Water Cures . If this is So Good, Why Didn't My Doctor Tell Me?

Why? People ask,  If this is So Good,  If this is So Good, Why Didn't My Doctor Tell Me?

This is a look at why the healthcare system does not promote cures and to some extent does not even want a cure.
All the money people are donating to non-profits to find a cure may make donors feel good, but all its doing is simply making the people running the non-profits wealthy. The reality, they also do not want a cure. To find one would put them out of business.
Besides, many cures already exist. So, "...why didn't my doctor tell me if these cures exist?" Here you will discover why they don't tell you. Sometimes, according to court documents, the AMA or people within the government have conspired to prevent some cures from seeing the light of day.
Sometimes, it is not conspiracy, it is simply good for business for you to be sick.

Is It Logical to Work to Put Yourself Out of Business?


Is it logical for a business to work to put itself out of business? No.
Imagine you are in a room of business people who make money helping people with a disease. This includes the non-profits who raise money for the same. Imagine you watch the following question asked.
With a show of hands, how many business owners and investors who hold shares in or profit from facilities that 'treat' people with Alzheimer's, MS, Parkinson's, or other diseases would like to see a cure and put themselves out of business? Would you be happy to see a free and readily available cure for the diseases that provide profits for you and allow you to employee so many?
Remember, not only are you going to lose your salary, you will be putting on the street potentially 100s of your employees and ancillary staff. Then the other businesses that make money off you will likewise be hurt. Multiply this by the numbers of businesses that make profits from disease and you are talking hundreds of thousands of people out of work.
Lets not forget the non-profits too. Some of the bigger ones spend close to half their budgets to get more donation money. That means a lot of people and businesses that make money off the non-profits will also hurt, not to mention the executives who may make upwards of $350,000 a year salary. A lot of people will be out of business and executives could end up second homeless.
We have to face the reality....to eliminate disease may be a cost we cannot afford.
Sometimes it is not a conspiracy theory...it is just good business. Who goes into business to put themselves out of business? Then again, sometimes it may be a conspiracy theory or maybe an actual conspiracy.
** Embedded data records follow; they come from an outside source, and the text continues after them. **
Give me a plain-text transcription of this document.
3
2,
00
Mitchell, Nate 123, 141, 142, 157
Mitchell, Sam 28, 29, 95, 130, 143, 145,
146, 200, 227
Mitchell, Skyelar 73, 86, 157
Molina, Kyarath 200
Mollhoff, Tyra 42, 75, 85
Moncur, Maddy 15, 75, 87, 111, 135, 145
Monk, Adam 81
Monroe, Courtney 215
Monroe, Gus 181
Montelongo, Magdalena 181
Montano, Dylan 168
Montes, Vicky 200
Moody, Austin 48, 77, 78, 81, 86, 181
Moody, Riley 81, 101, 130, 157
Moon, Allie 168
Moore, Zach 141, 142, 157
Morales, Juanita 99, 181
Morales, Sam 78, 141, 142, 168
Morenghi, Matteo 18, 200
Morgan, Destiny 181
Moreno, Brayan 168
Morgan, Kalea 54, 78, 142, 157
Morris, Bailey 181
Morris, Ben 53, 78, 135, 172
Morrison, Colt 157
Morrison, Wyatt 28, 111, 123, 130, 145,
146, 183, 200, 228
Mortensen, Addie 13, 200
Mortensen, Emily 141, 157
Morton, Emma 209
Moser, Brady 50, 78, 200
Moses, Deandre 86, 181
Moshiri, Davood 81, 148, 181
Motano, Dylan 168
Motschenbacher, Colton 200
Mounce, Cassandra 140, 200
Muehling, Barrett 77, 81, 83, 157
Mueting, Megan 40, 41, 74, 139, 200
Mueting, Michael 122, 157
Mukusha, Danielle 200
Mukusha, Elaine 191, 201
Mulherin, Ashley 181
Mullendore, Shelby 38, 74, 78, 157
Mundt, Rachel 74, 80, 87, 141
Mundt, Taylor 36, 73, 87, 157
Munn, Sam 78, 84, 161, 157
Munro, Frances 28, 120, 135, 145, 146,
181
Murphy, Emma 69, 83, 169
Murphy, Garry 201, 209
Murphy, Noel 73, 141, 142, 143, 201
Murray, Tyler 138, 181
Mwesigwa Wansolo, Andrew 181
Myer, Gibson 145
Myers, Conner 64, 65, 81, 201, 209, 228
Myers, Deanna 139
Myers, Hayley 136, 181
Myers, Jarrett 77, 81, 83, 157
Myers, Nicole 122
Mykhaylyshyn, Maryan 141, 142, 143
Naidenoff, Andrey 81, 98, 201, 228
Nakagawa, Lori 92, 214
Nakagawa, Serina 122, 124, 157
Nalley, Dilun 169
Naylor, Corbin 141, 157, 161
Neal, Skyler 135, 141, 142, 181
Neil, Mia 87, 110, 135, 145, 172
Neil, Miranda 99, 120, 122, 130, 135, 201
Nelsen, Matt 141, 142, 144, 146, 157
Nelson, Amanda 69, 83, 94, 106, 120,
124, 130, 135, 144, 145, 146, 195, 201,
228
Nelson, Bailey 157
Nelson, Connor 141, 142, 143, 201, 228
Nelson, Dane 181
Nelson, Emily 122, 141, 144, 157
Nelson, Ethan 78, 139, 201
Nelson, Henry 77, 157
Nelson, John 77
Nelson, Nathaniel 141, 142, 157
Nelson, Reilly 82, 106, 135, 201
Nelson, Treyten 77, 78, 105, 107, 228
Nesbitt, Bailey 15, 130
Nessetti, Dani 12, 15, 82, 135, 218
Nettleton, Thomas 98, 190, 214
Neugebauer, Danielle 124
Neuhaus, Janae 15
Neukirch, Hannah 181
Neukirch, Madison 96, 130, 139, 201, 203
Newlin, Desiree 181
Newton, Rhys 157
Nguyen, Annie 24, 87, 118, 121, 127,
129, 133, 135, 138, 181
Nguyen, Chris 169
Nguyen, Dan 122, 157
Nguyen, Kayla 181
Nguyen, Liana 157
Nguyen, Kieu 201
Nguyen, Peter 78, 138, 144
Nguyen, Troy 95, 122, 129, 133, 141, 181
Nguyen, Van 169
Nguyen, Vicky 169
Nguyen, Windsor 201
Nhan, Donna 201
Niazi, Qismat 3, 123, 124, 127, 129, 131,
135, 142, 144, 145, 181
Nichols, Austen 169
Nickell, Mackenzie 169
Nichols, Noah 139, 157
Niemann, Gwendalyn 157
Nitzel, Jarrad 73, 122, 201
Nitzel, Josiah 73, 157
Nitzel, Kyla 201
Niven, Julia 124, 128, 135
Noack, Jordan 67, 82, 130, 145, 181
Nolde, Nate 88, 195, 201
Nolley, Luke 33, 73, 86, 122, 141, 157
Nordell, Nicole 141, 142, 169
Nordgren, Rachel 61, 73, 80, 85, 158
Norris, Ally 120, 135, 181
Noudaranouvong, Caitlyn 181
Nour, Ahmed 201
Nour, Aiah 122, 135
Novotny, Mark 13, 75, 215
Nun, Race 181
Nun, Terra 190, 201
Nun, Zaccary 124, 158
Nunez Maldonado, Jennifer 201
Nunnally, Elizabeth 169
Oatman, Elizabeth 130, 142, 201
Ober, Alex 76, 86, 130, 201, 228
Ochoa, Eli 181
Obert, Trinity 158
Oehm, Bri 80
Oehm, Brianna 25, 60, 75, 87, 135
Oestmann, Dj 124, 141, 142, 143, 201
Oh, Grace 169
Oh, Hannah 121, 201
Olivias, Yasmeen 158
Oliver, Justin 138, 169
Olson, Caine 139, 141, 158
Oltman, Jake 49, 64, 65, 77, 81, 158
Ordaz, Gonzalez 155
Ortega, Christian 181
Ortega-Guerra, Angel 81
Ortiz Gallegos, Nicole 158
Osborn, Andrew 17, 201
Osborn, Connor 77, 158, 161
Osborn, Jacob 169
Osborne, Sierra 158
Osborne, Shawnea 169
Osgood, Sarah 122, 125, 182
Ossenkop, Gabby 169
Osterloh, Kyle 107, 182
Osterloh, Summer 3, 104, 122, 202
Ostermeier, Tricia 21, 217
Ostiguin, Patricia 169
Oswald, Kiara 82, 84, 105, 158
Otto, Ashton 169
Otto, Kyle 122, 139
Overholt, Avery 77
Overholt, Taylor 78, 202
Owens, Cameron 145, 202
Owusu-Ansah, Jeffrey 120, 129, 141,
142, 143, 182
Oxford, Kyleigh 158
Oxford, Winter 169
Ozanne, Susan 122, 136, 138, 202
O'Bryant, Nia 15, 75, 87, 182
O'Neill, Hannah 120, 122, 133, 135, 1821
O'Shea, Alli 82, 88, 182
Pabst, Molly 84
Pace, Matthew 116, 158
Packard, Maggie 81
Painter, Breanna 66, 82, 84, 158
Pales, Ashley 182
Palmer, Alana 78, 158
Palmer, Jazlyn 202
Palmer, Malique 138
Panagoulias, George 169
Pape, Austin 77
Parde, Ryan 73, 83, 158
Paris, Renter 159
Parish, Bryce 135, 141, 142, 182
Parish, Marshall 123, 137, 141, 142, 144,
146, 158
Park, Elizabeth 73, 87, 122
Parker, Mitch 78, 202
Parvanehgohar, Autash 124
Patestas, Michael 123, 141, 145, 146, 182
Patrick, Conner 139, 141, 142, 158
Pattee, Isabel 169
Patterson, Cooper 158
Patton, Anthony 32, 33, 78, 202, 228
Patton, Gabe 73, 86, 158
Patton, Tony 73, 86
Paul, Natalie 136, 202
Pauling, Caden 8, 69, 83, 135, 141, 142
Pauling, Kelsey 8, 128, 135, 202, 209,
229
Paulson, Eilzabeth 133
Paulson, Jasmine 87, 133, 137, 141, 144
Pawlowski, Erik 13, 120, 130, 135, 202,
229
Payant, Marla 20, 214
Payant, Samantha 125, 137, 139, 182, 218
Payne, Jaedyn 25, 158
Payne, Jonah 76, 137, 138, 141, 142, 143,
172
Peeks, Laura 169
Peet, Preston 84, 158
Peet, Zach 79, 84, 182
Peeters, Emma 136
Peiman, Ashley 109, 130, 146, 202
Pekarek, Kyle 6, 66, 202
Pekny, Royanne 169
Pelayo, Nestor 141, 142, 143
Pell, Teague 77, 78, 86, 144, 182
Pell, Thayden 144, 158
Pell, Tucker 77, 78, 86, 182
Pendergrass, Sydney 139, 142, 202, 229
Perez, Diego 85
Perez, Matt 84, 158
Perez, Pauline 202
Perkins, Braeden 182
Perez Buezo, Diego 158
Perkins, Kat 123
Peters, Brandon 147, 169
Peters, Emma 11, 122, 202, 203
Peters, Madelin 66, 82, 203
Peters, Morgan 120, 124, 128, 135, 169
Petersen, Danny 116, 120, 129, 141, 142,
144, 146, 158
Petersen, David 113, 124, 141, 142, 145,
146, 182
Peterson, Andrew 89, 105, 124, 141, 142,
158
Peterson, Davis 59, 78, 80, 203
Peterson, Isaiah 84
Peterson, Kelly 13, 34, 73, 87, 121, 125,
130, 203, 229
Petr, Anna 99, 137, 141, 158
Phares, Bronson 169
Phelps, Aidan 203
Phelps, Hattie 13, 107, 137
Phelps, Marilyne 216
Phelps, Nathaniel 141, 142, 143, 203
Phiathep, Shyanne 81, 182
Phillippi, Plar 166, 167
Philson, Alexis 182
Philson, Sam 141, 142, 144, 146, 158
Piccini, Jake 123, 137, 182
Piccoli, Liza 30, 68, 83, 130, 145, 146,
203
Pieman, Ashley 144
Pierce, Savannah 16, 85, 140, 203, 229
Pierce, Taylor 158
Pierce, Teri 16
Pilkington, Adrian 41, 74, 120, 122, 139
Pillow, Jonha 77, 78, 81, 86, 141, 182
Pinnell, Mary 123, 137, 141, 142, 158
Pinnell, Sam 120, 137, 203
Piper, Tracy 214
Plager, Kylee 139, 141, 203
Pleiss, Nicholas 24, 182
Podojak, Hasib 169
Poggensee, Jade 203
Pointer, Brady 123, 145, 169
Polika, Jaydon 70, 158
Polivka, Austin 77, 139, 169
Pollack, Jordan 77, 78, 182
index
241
If This Is So Good, Why Didn't My Doctor Tell Me?

The simple answer, if he did know, he can't tell you.
People often think that all doctors are altruistic, interested in the best health of the patient. While some may be, doctors work in and are bound by a system that is treatment focused and profit driven. Their focus is not on curing. Healthcare is in the business of treating, not curing people. Doctors work in a scheme that limits what they can and cannot do. Step outside the way all other doctors treat and they can lose their license.
Then a few doctors are outright dishonest. Of these, we only hear of the most egregious. For example, Federal prosecutors went after a Dallas doctor who made nearly $375 million, considered the biggest Medicare fraud in history. More info at the Medicare Fraud Center website.
According to the Medicare Fraud Center, 75% of all medical insurance fraud is the result of doctors actions. The amount stolen is in the neighborhood of 60 billion every year...money we are paying for out of our pockets. Only a fraction is recovered.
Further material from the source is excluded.